Glencore Plc is intensifying its cost-cutting efforts at its Canadian copper and zinc plants, building on job cuts made last year as part of a broader restructuring of its global smelting operations due to a decline in processing margins. The company’s copper plants in Quebec, along with several recycling sites in the US, will be integrated into its global zinc smelting division, aiming to enhance business synergies and improve operational efficiency, according to Bloomberg.
The consolidation is part of Glencore’s ongoing comprehensive review of its global copper and zinc smelting assets, along with a widespread decline in profitability across the industry due to competition for mined ores. The company has already written down the value of several smelters, shut down a copper plant in the Philippines, and is now focusing on significant cost reductions at its Canadian assets.
“Our smelting and refining business continues to be under a high level of economic pressure due to challenging market conditions that have led to historically low treatment charges,” Suresh Vadnagra, Glencore’s head of zinc assets, said this week.
Xavier Wagner, Glencore’s chief operating officer, and Jon Evans, its head of industrial copper assets, are said to meet with the staff this week to discuss further changes as well as the future of Canadian copper and zinc metallurgical assets.

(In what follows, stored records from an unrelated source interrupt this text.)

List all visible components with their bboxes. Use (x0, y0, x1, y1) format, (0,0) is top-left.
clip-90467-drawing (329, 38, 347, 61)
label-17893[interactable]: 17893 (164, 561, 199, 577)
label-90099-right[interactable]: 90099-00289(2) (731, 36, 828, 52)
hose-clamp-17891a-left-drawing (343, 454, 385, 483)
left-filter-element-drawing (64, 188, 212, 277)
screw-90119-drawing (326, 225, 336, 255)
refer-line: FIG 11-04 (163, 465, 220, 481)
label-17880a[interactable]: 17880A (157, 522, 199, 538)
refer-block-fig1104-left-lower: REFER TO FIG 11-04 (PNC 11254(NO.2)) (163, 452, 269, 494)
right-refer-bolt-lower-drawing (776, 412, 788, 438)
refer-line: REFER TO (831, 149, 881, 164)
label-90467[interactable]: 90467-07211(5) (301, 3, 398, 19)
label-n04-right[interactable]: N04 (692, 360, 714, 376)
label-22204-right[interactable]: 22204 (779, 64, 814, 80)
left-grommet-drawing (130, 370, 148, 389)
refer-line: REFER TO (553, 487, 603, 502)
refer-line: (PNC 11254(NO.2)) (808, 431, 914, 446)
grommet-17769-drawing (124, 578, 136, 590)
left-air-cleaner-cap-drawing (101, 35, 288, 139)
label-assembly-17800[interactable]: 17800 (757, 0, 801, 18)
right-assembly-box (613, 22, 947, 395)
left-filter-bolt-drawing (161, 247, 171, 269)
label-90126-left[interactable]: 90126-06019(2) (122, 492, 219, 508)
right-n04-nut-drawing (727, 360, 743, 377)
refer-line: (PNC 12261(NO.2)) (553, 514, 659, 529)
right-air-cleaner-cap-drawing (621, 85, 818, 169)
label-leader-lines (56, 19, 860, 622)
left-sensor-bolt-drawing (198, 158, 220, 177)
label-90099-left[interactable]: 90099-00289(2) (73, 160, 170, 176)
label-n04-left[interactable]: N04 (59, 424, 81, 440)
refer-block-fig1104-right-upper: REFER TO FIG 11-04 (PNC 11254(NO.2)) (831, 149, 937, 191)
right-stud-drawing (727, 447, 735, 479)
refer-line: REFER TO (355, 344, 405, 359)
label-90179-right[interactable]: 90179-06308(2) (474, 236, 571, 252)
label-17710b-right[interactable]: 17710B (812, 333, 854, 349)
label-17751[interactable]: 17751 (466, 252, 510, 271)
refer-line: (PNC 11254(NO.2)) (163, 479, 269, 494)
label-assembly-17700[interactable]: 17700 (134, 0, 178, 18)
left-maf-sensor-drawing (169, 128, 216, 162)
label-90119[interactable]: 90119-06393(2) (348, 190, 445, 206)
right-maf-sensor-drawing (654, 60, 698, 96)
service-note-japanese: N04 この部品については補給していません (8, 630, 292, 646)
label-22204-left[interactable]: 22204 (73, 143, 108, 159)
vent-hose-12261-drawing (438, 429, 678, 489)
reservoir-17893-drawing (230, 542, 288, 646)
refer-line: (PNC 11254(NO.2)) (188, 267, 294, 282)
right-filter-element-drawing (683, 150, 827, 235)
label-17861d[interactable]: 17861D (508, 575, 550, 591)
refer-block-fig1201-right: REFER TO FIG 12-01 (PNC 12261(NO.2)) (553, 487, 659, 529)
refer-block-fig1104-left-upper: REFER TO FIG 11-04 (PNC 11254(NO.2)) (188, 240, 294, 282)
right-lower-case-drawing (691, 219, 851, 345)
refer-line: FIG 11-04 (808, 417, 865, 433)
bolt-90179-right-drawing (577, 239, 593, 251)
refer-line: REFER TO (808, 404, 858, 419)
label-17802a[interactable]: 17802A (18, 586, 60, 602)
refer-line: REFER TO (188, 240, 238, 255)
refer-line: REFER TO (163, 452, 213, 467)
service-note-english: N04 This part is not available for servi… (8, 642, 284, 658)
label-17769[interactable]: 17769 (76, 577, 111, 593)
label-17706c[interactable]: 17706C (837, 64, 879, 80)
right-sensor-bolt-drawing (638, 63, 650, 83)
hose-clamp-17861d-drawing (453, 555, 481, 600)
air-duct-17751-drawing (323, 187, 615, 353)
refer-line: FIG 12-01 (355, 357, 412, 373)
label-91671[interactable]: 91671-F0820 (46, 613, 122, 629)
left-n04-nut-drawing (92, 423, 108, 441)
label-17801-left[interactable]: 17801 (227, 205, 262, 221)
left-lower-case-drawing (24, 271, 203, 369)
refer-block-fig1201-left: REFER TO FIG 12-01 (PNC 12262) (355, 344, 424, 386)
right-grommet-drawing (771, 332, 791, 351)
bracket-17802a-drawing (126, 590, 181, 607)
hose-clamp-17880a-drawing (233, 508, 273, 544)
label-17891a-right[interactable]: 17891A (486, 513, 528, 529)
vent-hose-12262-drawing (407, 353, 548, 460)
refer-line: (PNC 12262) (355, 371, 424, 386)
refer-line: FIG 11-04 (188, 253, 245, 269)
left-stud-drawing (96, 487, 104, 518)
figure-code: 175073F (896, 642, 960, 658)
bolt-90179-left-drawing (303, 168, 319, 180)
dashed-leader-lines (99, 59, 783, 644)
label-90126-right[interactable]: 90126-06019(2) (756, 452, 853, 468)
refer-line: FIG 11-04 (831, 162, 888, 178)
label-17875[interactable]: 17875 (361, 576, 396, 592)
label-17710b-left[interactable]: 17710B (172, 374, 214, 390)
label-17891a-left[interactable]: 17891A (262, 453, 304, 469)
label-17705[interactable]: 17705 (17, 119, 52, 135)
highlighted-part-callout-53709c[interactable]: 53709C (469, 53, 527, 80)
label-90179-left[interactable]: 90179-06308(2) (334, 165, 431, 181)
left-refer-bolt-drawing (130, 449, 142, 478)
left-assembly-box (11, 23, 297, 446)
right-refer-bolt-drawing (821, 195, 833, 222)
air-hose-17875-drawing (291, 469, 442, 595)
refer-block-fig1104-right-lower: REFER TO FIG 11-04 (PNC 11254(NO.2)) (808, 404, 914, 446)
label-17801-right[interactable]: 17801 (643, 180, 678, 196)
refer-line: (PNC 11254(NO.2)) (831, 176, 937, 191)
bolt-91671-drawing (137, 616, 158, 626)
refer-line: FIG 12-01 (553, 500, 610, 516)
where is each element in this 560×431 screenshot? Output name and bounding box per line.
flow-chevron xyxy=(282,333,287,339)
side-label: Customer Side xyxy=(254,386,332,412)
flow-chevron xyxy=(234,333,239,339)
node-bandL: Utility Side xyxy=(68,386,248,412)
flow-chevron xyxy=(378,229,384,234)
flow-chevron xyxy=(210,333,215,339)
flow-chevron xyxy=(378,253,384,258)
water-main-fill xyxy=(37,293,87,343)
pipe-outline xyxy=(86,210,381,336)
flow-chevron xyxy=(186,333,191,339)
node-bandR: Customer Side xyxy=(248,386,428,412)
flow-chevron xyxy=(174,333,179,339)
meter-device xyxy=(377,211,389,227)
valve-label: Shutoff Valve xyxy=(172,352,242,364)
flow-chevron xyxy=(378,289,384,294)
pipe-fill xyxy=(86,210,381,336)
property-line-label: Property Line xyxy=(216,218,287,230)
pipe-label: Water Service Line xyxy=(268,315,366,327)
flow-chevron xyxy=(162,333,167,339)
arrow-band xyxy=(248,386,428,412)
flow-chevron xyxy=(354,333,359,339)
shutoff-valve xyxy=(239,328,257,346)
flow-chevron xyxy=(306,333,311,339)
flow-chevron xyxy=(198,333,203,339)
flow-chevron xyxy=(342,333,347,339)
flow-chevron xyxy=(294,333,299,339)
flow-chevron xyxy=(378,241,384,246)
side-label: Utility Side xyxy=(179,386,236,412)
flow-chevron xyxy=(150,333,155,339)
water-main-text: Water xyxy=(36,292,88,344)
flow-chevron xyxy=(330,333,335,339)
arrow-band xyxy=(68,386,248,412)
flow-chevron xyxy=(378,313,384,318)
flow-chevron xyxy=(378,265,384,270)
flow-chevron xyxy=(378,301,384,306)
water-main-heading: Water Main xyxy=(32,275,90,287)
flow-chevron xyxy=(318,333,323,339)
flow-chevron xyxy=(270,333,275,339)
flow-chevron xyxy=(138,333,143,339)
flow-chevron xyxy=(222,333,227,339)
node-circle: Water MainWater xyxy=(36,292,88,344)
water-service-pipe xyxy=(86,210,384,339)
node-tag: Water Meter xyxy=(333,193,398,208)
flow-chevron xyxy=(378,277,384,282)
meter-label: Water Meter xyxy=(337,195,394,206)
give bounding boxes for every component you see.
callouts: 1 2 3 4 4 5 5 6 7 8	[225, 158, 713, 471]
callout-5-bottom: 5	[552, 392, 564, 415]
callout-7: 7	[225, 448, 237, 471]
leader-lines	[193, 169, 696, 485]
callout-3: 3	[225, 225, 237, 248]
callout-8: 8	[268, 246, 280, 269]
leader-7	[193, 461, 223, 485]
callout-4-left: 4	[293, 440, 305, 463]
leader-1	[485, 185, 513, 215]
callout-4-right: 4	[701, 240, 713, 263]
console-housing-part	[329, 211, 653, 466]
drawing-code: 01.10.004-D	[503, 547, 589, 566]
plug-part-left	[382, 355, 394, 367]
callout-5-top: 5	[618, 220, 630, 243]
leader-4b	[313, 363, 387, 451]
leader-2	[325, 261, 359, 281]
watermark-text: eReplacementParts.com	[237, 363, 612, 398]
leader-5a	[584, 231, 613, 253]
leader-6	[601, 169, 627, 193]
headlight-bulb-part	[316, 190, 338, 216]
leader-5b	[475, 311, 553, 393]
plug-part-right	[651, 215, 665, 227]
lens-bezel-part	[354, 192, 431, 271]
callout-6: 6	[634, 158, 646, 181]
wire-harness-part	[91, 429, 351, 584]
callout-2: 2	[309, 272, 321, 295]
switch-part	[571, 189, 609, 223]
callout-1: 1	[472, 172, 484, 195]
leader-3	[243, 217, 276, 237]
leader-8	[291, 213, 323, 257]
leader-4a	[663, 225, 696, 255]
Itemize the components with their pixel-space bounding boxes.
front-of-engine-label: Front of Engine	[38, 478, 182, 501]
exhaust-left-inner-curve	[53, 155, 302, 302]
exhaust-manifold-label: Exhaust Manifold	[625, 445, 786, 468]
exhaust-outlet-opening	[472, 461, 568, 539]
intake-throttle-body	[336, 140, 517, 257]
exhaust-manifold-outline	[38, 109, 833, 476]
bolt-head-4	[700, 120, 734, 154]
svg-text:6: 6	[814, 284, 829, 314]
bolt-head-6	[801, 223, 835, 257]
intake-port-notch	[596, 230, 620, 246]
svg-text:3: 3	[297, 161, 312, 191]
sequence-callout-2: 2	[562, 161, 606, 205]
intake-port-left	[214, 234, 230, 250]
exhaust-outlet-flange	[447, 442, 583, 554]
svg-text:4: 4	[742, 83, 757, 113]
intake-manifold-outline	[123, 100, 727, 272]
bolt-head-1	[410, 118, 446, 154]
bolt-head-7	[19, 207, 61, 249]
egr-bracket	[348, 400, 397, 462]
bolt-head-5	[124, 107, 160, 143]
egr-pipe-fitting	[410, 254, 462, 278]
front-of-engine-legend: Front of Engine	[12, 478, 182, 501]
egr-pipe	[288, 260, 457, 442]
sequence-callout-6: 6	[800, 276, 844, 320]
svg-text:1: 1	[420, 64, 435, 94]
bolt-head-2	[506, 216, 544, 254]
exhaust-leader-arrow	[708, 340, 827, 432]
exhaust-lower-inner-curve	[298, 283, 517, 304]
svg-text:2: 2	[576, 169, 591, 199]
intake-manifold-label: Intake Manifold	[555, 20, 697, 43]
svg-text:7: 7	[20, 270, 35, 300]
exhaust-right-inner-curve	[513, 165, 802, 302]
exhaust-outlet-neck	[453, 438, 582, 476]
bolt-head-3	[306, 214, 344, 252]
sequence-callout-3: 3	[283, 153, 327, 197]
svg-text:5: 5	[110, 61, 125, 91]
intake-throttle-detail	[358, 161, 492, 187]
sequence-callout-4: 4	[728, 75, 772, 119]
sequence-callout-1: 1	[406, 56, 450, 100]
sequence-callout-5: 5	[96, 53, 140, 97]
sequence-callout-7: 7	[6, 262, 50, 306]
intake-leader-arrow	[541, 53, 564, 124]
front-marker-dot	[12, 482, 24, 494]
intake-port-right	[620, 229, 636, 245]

The restructuring follows Glencore’s decision in December to reduce its Montreal-based team, cutting approximately 85 of the 100 employees overseeing its Canadian copper and zinc assets, according to sources familiar with the matter. Glencore’s Canadian smelting assets include the Horne copper smelter in northern Quebec, the Canadian Copper Refinery east of Montreal, and CEZinc in southern Quebec. Together, these facilities employ over 2,300 people, with CEZinc being the second-largest zinc plant in North America.
The Quebec smelters benefit from access to low energy costs, skilled labor, and proximity to US consumers, but margins at the plants have come under threat after a massive expansion in global smelting capacity. The increased competition has made feedstock, including copper and zinc ores and concentrates, harder and pricier to get hold of, and soaring raw-material costs have strained smelters’ cashflows.
Last month, Glencore suspended operations at a copper smelter in the Philippines and took a $1.5 billion writedown on various smelting units. The company also said that they are evaluating their long-term business assets, including the plants in Spain, Italy, Germany, and Australia.
Canadian metal producers are facing the risk of tariffs on shipments to the US. President Donald Trump has already imposed a 25% tariff on global aluminum and steel imports and is considering copper tariffs. He briefly imposed 25% duties on most Canadian and Mexican goods earlier this month but extended the deadline to April 2, exempting goods covered by the North American Free Trade Agreement (NAFTA).
Glencore collection plants in the US are also the largest electronic scrap processors in the continent alongside Horne, which processes electronic scrap and concentrates to produce copper for the North American market, with an annual capacity to produce 210,000 metric tons of copper anodes.